Mitchell Hartman Mar 26, 2012

Kai Ryssdal: Federal Reserve Chairman Ben Bernanke crossed the Potomac River today into Arlington, Va., for a speech today. The National Association for Business Economics — a fairly influential crowd.

And as happens pretty much every time he opens his mouth, Mr. Bernanke made news. To whit, that the Fed will keep on keeping interest rates low until the economy is growing again. Growing strongly, to be precise.

We’ll know that’s happening, he said, when we see a lot more job growth than we’re getting now. As usual, the Fed chairman didn’t come right out and say that. There was jargon about “continued accommodative policies” involved.

So we asked Marketplace’s Mitchell Hartman to translate.


Mitchell Hartman: The Fed has kept short-term interest rates near-zero to get the economy to grow faster. Cheap money makes it easier to buy houses and cars and factory equipment.

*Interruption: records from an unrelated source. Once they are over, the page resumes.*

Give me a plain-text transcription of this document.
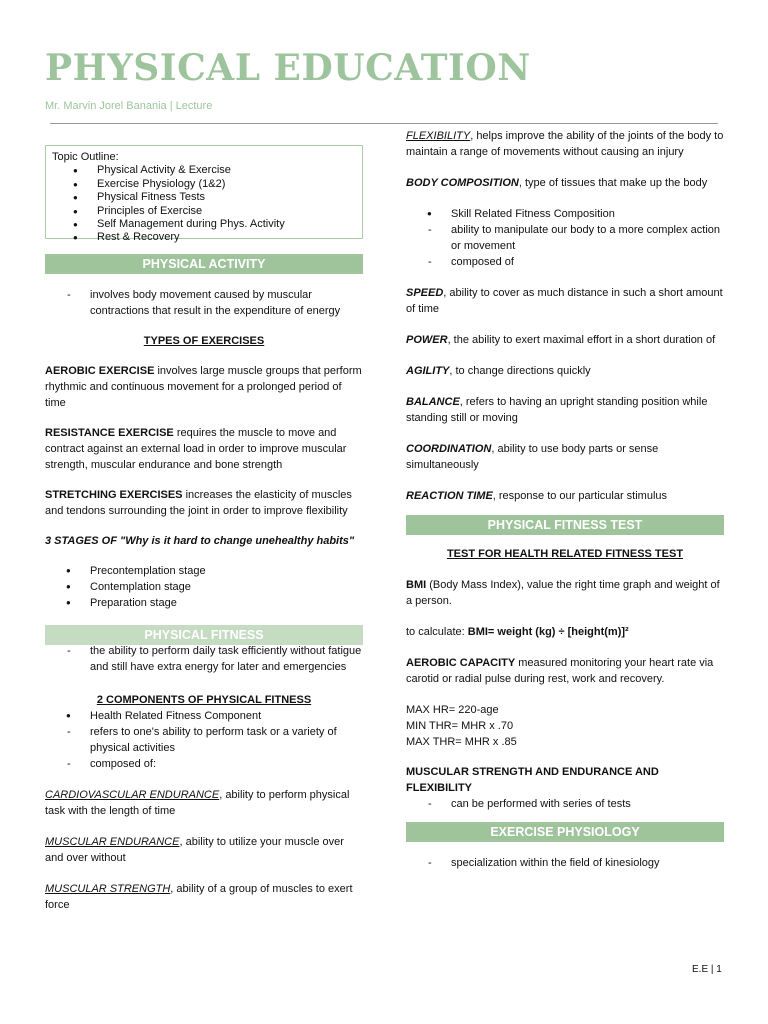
PHYSICAL EDUCATION
Mr. Marvin Jorel Banania | Lecture
Topic Outline:
● Physical Activity & Exercise
● Exercise Physiology (1&2)
● Physical Fitness Tests
● Principles of Exercise
● Self Management during Phys. Activity
● Rest & Recovery
PHYSICAL ACTIVITY

- involves body movement caused by muscular contractions that result in the expenditure of energy

TYPES OF EXERCISES

AEROBIC EXERCISE involves large muscle groups that perform rhythmic and continuous movement for a prolonged period of time

RESISTANCE EXERCISE requires the muscle to move and contract against an external load in order to improve muscular strength, muscular endurance and bone strength

STRETCHING EXERCISES increases the elasticity of muscles and tendons surrounding the joint in order to improve flexibility

3 STAGES OF "Why is it hard to change unehealthy habits"

● Precontemplation stage

● Contemplation stage

● Preparation stage

PHYSICAL FITNESS

- the ability to perform daily task efficiently without fatigue and still have extra energy for later and emergencies

2 COMPONENTS OF PHYSICAL FITNESS

● Health Related Fitness Component

- refers to one's ability to perform task or a variety of physical activities

- composed of:

CARDIOVASCULAR ENDURANCE, ability to perform physical task with the length of time

MUSCULAR ENDURANCE, ability to utilize your muscle over and over without

MUSCULAR STRENGTH, ability of a group of muscles to exert force

FLEXIBILITY, helps improve the ability of the joints of the body to maintain a range of movements without causing an injury

BODY COMPOSITION, type of tissues that make up the body

● Skill Related Fitness Composition

- ability to manipulate our body to a more complex action or movement

- composed of

SPEED, ability to cover as much distance in such a short amount of time

POWER, the ability to exert maximal effort in a short duration of

AGILITY, to change directions quickly

BALANCE, refers to having an upright standing position while standing still or moving

COORDINATION, ability to use body parts or sense simultaneously

REACTION TIME, response to our particular stimulus

PHYSICAL FITNESS TEST

TEST FOR HEALTH RELATED FITNESS TEST

BMI (Body Mass Index), value the right time graph and weight of a person.

to calculate: BMI= weight (kg) ÷ [height(m)]²

AEROBIC CAPACITY measured monitoring your heart rate via carotid or radial pulse during rest, work and recovery.

MAX HR= 220-age

MIN THR= MHR x .70

MAX THR= MHR x .85

MUSCULAR STRENGTH AND ENDURANCE AND FLEXIBILITY

- can be performed with series of tests

EXERCISE PHYSIOLOGY

- specialization within the field of kinesiology

E.E | 1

And the policy seems to be working. Unemployment’s down to 8.3 percent. That makes some investors think the Fed won’t keep interest rates low through the end of 2014, as promised.

So, the first thing Bernanke had this to say was this:

Ben Bernanke: The better jobs numbers seem somewhat out of sync with the overall pace of economic expansion.

Economist Nigel Gault at IHS Global Insight says that means Bernanke doesn’t think companies are hiring because they’re in a great mood. Instead, they got spooked back in the recession and laid too many people off.

Nigel Gault: So maybe it’s catch-up hiring by companies, and maybe it isn’t indicating that the trend growth of the economy is about to take off.

Bernanke worries that job creation could still slow down.

Bernanke: Further significant improvements in the unemployment rate will likely require a more rapid expansion of production and demand from consumers and businesses, a process that can be supported by continued accommodative policies.

“Continued accommodative policies” — that means Bernanke thinks the Fed has to keep interest rates low and pump more money into the economy, until at least the end of 2014.

One final word from Bernanke — don’t worry too much about inflation. There’s no sign employers have to pay higher wages to attract workers. That’s a message we don’t need a Fed-speak translator for.

I’m Mitchell Hartman for Marketplace.